Ahlenius' article caused a storm of protest; most Swedish journalists, cultural commentators and even politicians view open government as a cornerstone of Sweden's famously functional society. But some of offentlighetspincipen's defenders — particularly journalists working in other, more secretive arenas — admit there are trade-offs to being so open. Teresa Kuchler, who covers the European Union for the Swedish daily Svenska Dagbladet, says the Swedish delegation to the E.U. is known as "the Starbucks of Brussels" because they are so quick to provide documents to journalists, even those that other member states either classify or redact so heavily as to render them useless. At the same time, Kuchler says, "if you cover [the Swedish press briefings] long enough, you get the feeling that some of the real business is done in the corridors after the meeting where nothing is recorded."

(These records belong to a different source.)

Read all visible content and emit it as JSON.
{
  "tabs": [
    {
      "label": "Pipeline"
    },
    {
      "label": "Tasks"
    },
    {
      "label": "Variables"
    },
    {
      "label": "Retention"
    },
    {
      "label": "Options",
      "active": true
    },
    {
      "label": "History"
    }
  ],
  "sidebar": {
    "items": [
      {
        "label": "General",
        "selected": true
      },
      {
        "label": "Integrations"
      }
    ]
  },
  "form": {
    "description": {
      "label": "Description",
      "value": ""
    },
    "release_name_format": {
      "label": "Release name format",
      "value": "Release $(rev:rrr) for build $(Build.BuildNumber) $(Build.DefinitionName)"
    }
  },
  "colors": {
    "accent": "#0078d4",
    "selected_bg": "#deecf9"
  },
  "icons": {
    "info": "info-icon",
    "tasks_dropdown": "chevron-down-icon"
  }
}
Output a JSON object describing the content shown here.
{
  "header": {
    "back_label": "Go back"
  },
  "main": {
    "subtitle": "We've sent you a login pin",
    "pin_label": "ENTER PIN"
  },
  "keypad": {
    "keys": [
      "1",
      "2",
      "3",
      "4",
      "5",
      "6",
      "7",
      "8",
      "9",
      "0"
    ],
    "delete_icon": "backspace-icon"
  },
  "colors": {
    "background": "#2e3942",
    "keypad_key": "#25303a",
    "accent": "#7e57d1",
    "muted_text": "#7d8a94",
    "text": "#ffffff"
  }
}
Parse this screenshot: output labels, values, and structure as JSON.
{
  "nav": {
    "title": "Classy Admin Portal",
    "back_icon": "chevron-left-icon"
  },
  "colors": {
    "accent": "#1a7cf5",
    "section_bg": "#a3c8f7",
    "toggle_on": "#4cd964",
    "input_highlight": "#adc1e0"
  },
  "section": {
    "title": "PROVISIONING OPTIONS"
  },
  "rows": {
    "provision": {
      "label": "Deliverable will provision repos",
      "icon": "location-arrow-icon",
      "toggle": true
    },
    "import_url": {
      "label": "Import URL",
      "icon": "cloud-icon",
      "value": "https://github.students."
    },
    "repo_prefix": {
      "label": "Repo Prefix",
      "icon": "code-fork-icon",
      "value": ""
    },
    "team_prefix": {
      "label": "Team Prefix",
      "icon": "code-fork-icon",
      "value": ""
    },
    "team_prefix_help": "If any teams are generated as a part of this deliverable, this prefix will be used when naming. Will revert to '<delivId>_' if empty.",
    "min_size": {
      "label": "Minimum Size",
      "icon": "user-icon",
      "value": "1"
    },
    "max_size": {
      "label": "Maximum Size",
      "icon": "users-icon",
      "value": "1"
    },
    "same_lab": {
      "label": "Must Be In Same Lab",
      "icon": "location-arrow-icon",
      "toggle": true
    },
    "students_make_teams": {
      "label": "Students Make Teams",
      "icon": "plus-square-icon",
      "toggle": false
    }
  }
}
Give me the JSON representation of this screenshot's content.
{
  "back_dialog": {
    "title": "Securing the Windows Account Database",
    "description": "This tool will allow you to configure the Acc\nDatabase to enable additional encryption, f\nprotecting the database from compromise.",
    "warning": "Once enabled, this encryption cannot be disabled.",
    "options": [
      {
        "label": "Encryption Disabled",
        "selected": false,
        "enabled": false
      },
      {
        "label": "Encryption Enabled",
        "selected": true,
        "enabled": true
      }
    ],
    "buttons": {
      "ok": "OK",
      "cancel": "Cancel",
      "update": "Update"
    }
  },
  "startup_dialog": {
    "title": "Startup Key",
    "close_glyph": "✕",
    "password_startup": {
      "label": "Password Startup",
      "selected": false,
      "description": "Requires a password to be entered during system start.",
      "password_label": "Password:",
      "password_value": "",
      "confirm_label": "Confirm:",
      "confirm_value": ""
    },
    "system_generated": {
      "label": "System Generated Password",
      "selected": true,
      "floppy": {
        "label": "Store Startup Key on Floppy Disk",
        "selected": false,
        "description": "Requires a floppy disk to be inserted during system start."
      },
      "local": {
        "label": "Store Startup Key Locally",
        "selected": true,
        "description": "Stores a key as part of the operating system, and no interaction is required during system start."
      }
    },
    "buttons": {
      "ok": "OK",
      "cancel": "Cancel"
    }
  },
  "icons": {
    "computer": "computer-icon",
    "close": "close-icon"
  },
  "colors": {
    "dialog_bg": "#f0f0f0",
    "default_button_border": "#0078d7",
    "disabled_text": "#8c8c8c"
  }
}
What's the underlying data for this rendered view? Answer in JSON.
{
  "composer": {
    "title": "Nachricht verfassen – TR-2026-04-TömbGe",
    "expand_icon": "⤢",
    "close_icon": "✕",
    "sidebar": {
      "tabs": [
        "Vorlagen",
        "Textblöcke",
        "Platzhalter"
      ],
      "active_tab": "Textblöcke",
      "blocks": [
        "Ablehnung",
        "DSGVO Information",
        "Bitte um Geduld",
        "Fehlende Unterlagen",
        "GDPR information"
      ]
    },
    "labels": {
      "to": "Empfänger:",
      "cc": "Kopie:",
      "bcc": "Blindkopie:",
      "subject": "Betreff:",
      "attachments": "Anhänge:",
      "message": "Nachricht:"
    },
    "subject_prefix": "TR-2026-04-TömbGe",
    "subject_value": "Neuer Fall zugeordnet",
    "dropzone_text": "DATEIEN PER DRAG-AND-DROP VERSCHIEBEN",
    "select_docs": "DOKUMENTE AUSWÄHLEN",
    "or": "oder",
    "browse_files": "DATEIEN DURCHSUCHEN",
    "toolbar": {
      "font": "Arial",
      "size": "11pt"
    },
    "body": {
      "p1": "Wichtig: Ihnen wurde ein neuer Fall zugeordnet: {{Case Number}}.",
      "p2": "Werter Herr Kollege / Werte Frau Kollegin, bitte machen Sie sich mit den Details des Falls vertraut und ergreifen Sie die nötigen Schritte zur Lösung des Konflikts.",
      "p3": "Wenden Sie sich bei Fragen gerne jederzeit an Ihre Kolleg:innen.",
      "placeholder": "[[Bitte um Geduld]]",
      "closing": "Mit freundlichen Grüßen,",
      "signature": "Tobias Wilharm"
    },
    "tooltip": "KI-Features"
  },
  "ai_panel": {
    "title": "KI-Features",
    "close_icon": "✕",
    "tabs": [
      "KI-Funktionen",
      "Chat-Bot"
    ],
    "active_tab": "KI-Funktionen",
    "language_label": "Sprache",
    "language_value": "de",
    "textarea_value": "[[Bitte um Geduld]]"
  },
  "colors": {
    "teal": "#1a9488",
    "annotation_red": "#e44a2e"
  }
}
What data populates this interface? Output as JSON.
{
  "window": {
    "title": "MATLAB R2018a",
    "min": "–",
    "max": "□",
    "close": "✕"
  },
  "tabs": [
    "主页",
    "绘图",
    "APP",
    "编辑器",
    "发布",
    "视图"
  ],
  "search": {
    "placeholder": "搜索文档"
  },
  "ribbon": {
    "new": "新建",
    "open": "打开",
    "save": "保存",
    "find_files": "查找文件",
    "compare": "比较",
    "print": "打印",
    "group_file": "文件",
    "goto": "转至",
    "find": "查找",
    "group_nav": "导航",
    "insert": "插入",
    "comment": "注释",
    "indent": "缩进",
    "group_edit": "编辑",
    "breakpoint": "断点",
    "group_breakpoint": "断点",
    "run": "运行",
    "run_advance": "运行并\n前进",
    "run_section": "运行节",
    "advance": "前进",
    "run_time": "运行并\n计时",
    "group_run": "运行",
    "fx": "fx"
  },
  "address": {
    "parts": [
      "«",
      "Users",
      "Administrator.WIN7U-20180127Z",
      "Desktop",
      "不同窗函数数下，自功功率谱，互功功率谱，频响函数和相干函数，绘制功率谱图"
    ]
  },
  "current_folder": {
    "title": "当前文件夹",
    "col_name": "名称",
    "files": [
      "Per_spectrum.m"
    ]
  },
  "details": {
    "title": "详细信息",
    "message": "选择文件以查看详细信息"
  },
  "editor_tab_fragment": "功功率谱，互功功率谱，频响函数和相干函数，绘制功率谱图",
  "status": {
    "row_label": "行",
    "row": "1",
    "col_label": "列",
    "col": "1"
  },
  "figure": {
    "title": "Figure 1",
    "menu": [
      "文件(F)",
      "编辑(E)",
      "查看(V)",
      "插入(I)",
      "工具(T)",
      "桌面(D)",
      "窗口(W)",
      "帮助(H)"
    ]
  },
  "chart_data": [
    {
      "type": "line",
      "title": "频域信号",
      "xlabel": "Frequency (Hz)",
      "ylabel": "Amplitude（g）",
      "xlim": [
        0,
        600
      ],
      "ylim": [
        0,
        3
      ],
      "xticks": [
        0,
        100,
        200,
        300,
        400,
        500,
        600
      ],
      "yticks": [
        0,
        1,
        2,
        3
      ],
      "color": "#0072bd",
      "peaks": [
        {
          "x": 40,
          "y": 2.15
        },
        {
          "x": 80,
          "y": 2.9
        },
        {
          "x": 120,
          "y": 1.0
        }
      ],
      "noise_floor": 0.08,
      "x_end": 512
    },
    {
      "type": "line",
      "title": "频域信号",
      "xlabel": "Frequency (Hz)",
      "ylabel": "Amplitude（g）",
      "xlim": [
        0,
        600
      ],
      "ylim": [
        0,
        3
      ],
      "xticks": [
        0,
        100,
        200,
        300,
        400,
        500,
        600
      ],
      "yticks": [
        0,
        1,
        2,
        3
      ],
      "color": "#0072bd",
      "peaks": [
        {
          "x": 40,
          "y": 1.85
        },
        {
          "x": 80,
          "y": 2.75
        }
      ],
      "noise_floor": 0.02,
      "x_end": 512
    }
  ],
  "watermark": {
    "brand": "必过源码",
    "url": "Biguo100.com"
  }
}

Sweden's sunshine laws have also led to culture clashes with other governments and organizations that have different standards of secrecy. In one example that Swedes still talk about, in January 1999, then Prime Minister Goran Persson publicly criticized the European Commission for suspending a whistle-blower who had accused the Commission of financial irregularity. In response, the head of the Commission, Jacques Santer, sent a strongly worded letter to Persson's home address in Stockholm scolding the Prime Minister for spreading bad publicity. The letter, by Swedish law, was immediately available to the public because it was addressed to "Prime Minister Persson." It appeared in full in the following day's newspapers.

In part because of such incidents, the E.U. has in recent years put pressure on Sweden to bring its transparency laws in line with European standards — an issue that is causing controversy in Sweden. The Riksdag, Sweden's Parliament, is debating a resolution to extend the country's Freedom of the Press Act of 1766 to the Internet and other media. A broader law would ostensibly be a victory for openness, but some commentators fear that an amendment could open the door to restrictive changes, especially those suggested by the E.U. "There's a sense that the government shouldn't even touch our 1766 law because if it does, there will be pressure from Europe to change it," says Ola Larsmo, chairman of the Swedish branch of the international writers' association Pen. "[The law] is a great source of pride here; maybe it should never be changed."

Perhaps inevitably, Sweden's freedom of information laws have attracted WikiLeaks and its staff to the country. The itinerant Assange recently applied for a residency permit (he was denied), and he counted the country as one of his main home bases until Swedish prosecutors issued an arrest warrant for him this summer in relation to accusations of rape and other sex crimes.

But while support for WikiLeaks' project remains high in Sweden, Assange's popularity has dipped. A documentary aired by Swedish TV on Dec. 12 reported that several former WikiLeaks staff members had left the organization over concerns about Assange's own lack of transparency. "For Swedes, that is a valid criticism. WikiLeaks should be as open as it wants governments to be," says Ulrika Knutson, chairwoman of the Swedish National Press Club. "It's rarely simple in practice, but here in Sweden, we believe in a fundamental principle. It is far better to have a free flow of information, even if it comes with trade-offs. To us, that's just a central part of Swedish life."